Consider this question: Does culture trump strategy?

If you believe articles like this one from the Harvard Business Review, culture trumps strategy every time the two are at odds. A common refrain we hear is “culture eats strategy for breakfast.” In my experience, this is an oversimplification.

Culture is the daily embodiment of an organization’s values and mission—regardless of what the CEO says are her company’s values and mission. If your organization is a ship, then culture is the engine infusing employees with energy to move in one direction or another. Strategy determines where the ship will go based on defined objectives set by the management team. Clearly, both culture and strategy matter.

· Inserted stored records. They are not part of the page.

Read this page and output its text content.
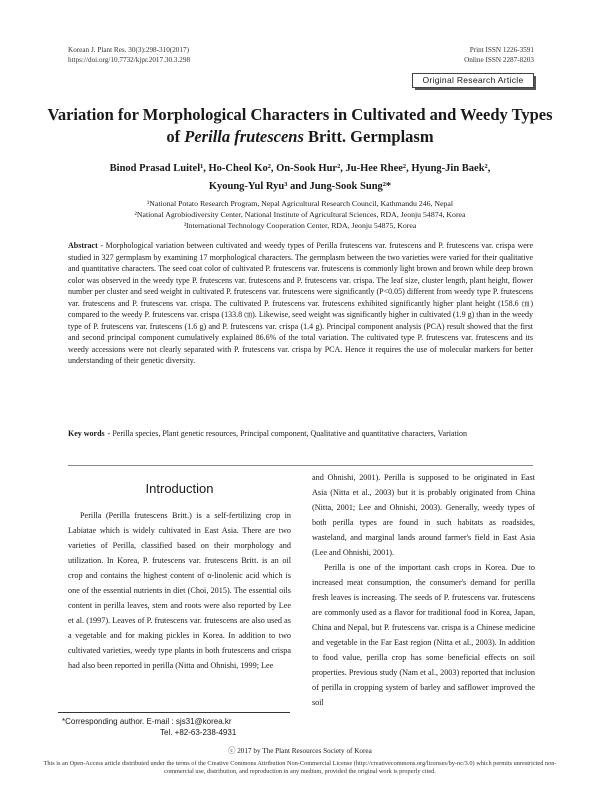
Korean J. Plant Res. 30(3):298-310(2017)
https://doi.org/10.7732/kjpr.2017.30.3.298
Print ISSN 1226-3591
Online ISSN 2287-8203
Original Research Article
Variation for Morphological Characters in Cultivated and Weedy Types
of Perilla frutescens Britt. Germplasm
Binod Prasad Luitel¹, Ho-Cheol Ko², On-Sook Hur², Ju-Hee Rhee², Hyung-Jin Baek²,
Kyoung-Yul Ryu³ and Jung-Sook Sung²*
¹National Potato Research Program, Nepal Agricultural Research Council, Kathmandu 246, Nepal
²National Agrobiodiversity Center, National Institute of Agricultural Sciences, RDA, Jeonju 54874, Korea
³International Technology Cooperation Center, RDA, Jeonju 54875, Korea
Abstract - Morphological variation between cultivated and weedy types of Perilla frutescens var. frutescens and P. frutescens var. crispa were studied in 327 germplasm by examining 17 morphological characters. The germplasm between the two varieties were varied for their qualitative and quantitative characters. The seed coat color of cultivated P. frutescens var. frutescens is commonly light brown and brown while deep brown color was observed in the weedy type P. frutescens var. frutescens and P. frutescens var. crispa. The leaf size, cluster length, plant height, flower number per cluster and seed weight in cultivated P. frutescens var. frutescens were significantly (P<0.05) different from weedy type P. frutescens var. frutescens and P. frutescens var. crispa. The cultivated P. frutescens var. frutescens exhibited significantly higher plant height (158.6 ㎝) compared to the weedy P. frutescens var. crispa (133.8 ㎝). Likewise, seed weight was significantly higher in cultivated (1.9 g) than in the weedy type of P. frutescens var. frutescens (1.6 g) and P. frutescens var. crispa (1.4 g). Principal component analysis (PCA) result showed that the first and second principal component cumulatively explained 86.6% of the total variation. The cultivated type P. frutescens var. frutescens and its weedy accessions were not clearly separated with P. frutescens var. crispa by PCA. Hence it requires the use of molecular markers for better understanding of their genetic diversity.
Key words - Perilla species, Plant genetic resources, Principal component, Qualitative and quantitative characters, Variation
Introduction

Perilla (Perilla frutescens Britt.) is a self-fertilizing crop in Labiatae which is widely cultivated in East Asia. There are two varieties of Perilla, classified based on their morphology and utilization. In Korea, P. frutescens var. frutescens Britt. is an oil crop and contains the highest content of α-linolenic acid which is one of the essential nutrients in diet (Choi, 2015). The essential oils content in perilla leaves, stem and roots were also reported by Lee et al. (1997). Leaves of P. frutescens var. frutescens are also used as a vegetable and for making pickles in Korea. In addition to two cultivated varieties, weedy type plants in both frutescens and crispa had also been reported in perilla (Nitta and Ohnishi, 1999; Lee

and Ohnishi, 2001). Perilla is supposed to be originated in East Asia (Nitta et al., 2003) but it is probably originated from China (Nitta, 2001; Lee and Ohnishi, 2003). Generally, weedy types of both perilla types are found in such habitats as roadsides, wasteland, and marginal lands around farmer's field in East Asia (Lee and Ohnishi, 2001).

Perilla is one of the important cash crops in Korea. Due to increased meat consumption, the consumer's demand for perilla fresh leaves is increasing. The seeds of P. frutescens var. frutescens are commonly used as a flavor for traditional food in Korea, Japan, China and Nepal, but P. frutescens var. crispa is a Chinese medicine and vegetable in the Far East region (Nitta et al., 2003). In addition to food value, perilla crop has some beneficial effects on soil properties. Previous study (Nam et al., 2003) reported that inclusion of perilla in cropping system of barley and safflower improved the soil

*Corresponding author. E-mail : sjs31@korea.kr
Tel. +82-63-238-4931
ⓒ 2017 by The Plant Resources Society of Korea
This is an Open-Access article distributed under the terms of the Creative Commons Attribution Non-Commercial License (http://creativecommons.org/licenses/by-nc/3.0) which permits unrestricted non-commercial use, distribution, and reproduction in any medium, provided the original work is properly cited.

Nonetheless, corporate culture is a hot topic these days, perhaps more so than strategy. Companies with strong cultures tend to thrive and attract the best and brightest in the workforce. This is a huge competitive advantage for marquee companies. Netflix’s senior leadership team created an extensive slide deck highlighting the company’s values five years ago and posted it on the Internet for all to see. Today, we admire Netflix for its innovative products, bold decisions, and work environment—all central components of its highly effective corporate culture. The results are impressive. Since 2010, Netflix’s stock has tripled.

Improving a poor work culture is challenging but far from impossible. For some companies changing organizational culture is the crucial first step to a brighter future. When assessing how a company’s culture is impacting performance, I find it helpful to quantify and explain culture using a simple framework based on four stages. This framework gives a point of reference as well as a clear direction for moving forward. One of my tools for evaluating culture is based on an updated version of the DuPont Bradley Curve, which I learned about from a business colleague who used it extensively when she was an executive there.

Modified DuPont Bradley Curve

Developed in 1995 as part of DuPont’s system of building stronger safety cultures within each division of the organization, the Bradley Curve measures and ranks an organization’s maturity, or Relative Culture Strength (RCS), based on three areas: leadership, structure, and processes. The curve separates cultures into four stages. As divisions move through each stage, injury rates decrease while productivity, quality, and profits increase.

In thinking about this, I found the Bradley curve can be modified to assess the positive or negative impact of culture on organizational performance. With a nod to Bradley, here are four modified stages for assessing culture in your organization:

  1. Reactive: People do not consistently take responsibility for their own actions. They believe success is often a matter of luck and somewhat random. There is little employee mentoring; established processes/protocols are rarely followed. A few strong performers stand out despite the organization’s culture.
  2. Dependent: People see success as a matter of following rules and processes that someone else makes. The organization is dependent on regular enforcement of effective processes, but employees over time feel constrained by the heavy hand of management. This is a critical stage since backsliding to Stage 1 (Reactive) can occur.
  3. Momentum: Individuals take responsibility for themselves and see how their actions make a difference to the organization’s performance. Success engenders success which builds confidence among teams. Processes are updated and refined by management with input from employees.
  4. Interdependent: Individuals feel shared ownership for success and take responsibility for themselves and others. High performance is an expectation. Candid, constructive feedback is welcomed. Teams actively converse with one another to understand different points of view before making strategic decisions. Regularly sharing “lessons learned” in the spirit of overall improvement is a hallmark sign of this stage.

Moving from Stage 1 (Reactive) to Stage 3 (Momentum) is critical for organizations to achieve sustained success. Reaching Stage 4 (Interdependent) means the organization has achieved alignment of leadership, structure and process.

The Four Stages of the Modified Bradley Curve

Netflix’s culture statements “All of Us Are Responsible for Ensuring We Live Our Values” and “We Help Each Other to Be Great” assume Stage 4 Interdependence. Google and The Bill and Melinda Gates Foundation design office space to encourage collaboration, teamwork, and, yes, interdependence.

One of our clients recognized the importance of changing its company culture, or, as the CEO put it, “We need to change the way we do things around here.” Following a cultural assessment using the modified Bradley Curve, it was easy to see this company’s culture was stuck in Stage 1 (Reactive). After several months of diligent work by the management team and full commitment from the CEO, we helped guide the company to Stage 2 (Dependent). It’s nice to see the company’s progress and even better to know the company is anxious to reach Stage 3 (Momentum) in the next six months. Once this company reaches Stage 4 (Interdependent), it will be obvious to anyone walking around its offices. Signs of collaboration, trust, energy, and engagement will be abundant, and, just like Netflix, the company’s stock will likely reflect the Interdependent stage as well.